Hopefully I can (learn how to) export and import the VMs to the new disk.
dmesg errors:
Jul 1 13:19:16 brix kernel: [66671.001588] Buffer I/O error on device dm-9, logical block 10241
Jul 1 13:19:22 brix kernel: [66676.868411] JBD2: Detected IO errors while flushing file data on dm-5-8
Jul 1 16:14:33 brix kernel: [ 9762.421975] Buffer I/O error on dev dm-5, logical block 539, lost async page write
Jul 2 15:44:49 brix kernel: [94377.289883] Buffer I/O error on dev dm-8, logical block 539, lost async page write
These dm devices are indeed related to the LXD containers:
root@brix:/# dmsetup deps -o devname /dev/dm-*
/dev/dm-0: 1 dependencies : (loop6)
/dev/dm-1: 1 dependencies : (loop6)
/dev/dm-2: 2 dependencies : (lvm_default-LXDThinPool_tdata) (lvm_default-LXDThinPool_tmeta)
/dev/dm-3: 1 dependencies : (lvm_default-LXDThinPool-tpool)
/dev/dm-4: 1 dependencies : (lvm_default-LXDThinPool-tpool)
/dev/dm-5: 1 dependencies : (lvm_default-LXDThinPool-tpool)
/dev/dm-6: 1 dependencies : (lvm_default-LXDThinPool-tpool)
/dev/dm-7: 1 dependencies : (lvm_default-LXDThinPool-tpool)
/dev/dm-8: 1 dependencies : (lvm_default-LXDThinPool-tpool)

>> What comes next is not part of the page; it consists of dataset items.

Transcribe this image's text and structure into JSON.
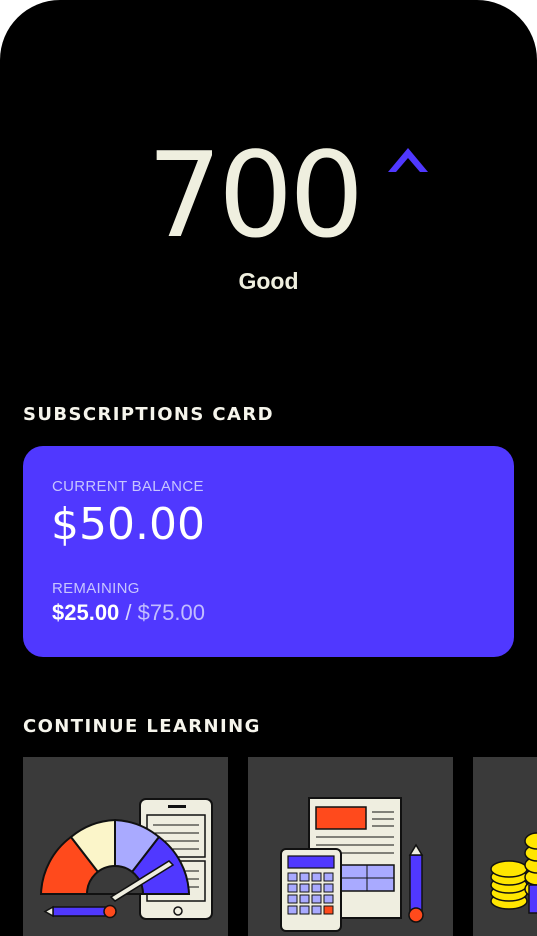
{
  "score": {
    "value": "700",
    "trend_icon": "caret-up-icon",
    "label": "Good",
    "accent": "#5038ff"
  },
  "subscriptions": {
    "section_title": "SUBSCRIPTIONS CARD",
    "balance_label": "CURRENT BALANCE",
    "balance_value": "$50.00",
    "remaining_label": "REMAINING",
    "remaining_value": "$25.00",
    "separator": " / ",
    "remaining_total": "$75.00",
    "card_color": "#5038ff"
  },
  "learning": {
    "section_title": "CONTINUE LEARNING",
    "tiles": [
      {
        "icon": "credit-score-gauge-icon"
      },
      {
        "icon": "calculator-document-icon"
      },
      {
        "icon": "coin-stack-icon"
      }
    ]
  }
}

/dev/dm-9: 1 dependencies : (lvm_default-LXDThinPool-tpool)
root@brix:/#
After the disk check I got another error:
root@brix:/# lxc start kubemaster
Error: virtiofsd failed to bind socket within 10s
Try `lxc info --show-log kubemaster` for more info
root@brix:/# lxc info --show-log kubemaster
Name: kubemaster
Location: none
Remote: unix://
Architecture: x86_64
Created: 2021/06/22 10:03 UTC
Status: Stopped
Type: virtual-machine
Profiles: default
Pid: 2802
Resources:
Processes: 0
Disk usage:
root: 4.29GB
Snapshots:
kubemaster1 (taken at 2021/06/24 18:48 UTC) (stateless)

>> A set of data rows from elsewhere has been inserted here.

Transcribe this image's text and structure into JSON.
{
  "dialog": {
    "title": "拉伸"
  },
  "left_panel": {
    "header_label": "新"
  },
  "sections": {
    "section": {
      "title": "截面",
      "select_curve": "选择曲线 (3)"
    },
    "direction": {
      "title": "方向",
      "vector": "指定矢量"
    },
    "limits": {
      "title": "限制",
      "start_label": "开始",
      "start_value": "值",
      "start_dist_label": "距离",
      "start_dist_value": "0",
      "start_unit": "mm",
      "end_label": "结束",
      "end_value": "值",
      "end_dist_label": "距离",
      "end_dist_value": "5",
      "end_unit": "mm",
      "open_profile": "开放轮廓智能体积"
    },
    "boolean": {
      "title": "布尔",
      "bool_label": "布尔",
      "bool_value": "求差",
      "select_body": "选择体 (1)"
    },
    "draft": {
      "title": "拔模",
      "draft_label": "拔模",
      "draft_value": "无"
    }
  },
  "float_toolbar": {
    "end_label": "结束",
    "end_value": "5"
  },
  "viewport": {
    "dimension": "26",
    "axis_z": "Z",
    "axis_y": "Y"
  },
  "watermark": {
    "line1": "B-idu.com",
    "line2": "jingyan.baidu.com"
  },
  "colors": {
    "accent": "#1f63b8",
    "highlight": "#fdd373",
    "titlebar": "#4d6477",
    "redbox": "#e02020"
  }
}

kubemaster2 (taken at 2021/06/30 18:26 UTC) (stateless)
Error: open /var/snap/lxd/common/lxd/logs/kubemaster/qemu.log: no such file or directory
root@brix:/#
Here are some additional information from SMART
root@brix:/# smartctl -A /dev/sda
smartctl 7.1 2019-12-30 r5022 [x86_64-linux-5.4.0-77-generic] (local build)
Copyright (C) 2002-19, Bruce Allen, Christian Franke, www.smartmontools.org
=== START OF READ SMART DATA SECTION ===
SMART Attributes Data Structure revision number: 4
Vendor Specific SMART Attributes with Thresholds:
ID# ATTRIBUTE_NAME FLAG VALUE WORST THRESH TYPE UPDATED WHEN_FAILED RAW_VALUE
5 Reallocated_Sector_Ct 0x0032 100 100 --- Old_age Always - 0
9 Power_On_Hours 0x0032 100 100 --- Old_age Always - 9412
12 Power_Cycle_Count 0x0032 100 100 --- Old_age Always - 2046
170 Unknown_Attribute 0x0032 100 100 --- Old_age Always - 0
171 Unknown_Attribute 0x0032 100 100 --- Old_age Always - 0
172 Unknown_Attribute 0x0032 100 100 --- Old_age Always - 0
173 Unknown_Attribute 0x0032 100 100 --- Old_age Always - 24
174 Unknown_Attribute 0x0032 100 100 --- Old_age Always - 117
178 Used_Rsvd_Blk_Cnt_Chip 0x0032 100 100 --- Old_age Always - 0
180 Unused_Rsvd_Blk_Cnt_Tot 0x0033 100 100 010 Pre-fail Always - 100
184 End-to-End_Error 0x0033 100 100 097 Pre-fail Always - 0
187 Reported_Uncorrect 0x0032 100 100 --- Old_age Always - 0
194 Temperature_Celsius 0x0022 063 063 --- Old_age Always - 37 (Min/Max 21/63)
199 UDMA_CRC_Error_Count 0x0032 100 100 --- Old_age Always - 0
233 Media_Wearout_Indicator 0x0033 094 100 001 Pre-fail Always - 15725736
234 Unknown_Attribute 0x0032 100 100 --- Old_age Always - 8014
241 Total_LBAs_Written 0x0030 253 253 --- Old_age Offline - 5376
242 Total_LBAs_Read 0x0030 253 253 --- Old_age Offline - 3945
249 Unknown_Attribute 0x0032 100 100 --- Old_age Always - 2904
root@brix:/#
Thank you for your support. Keep up the good work!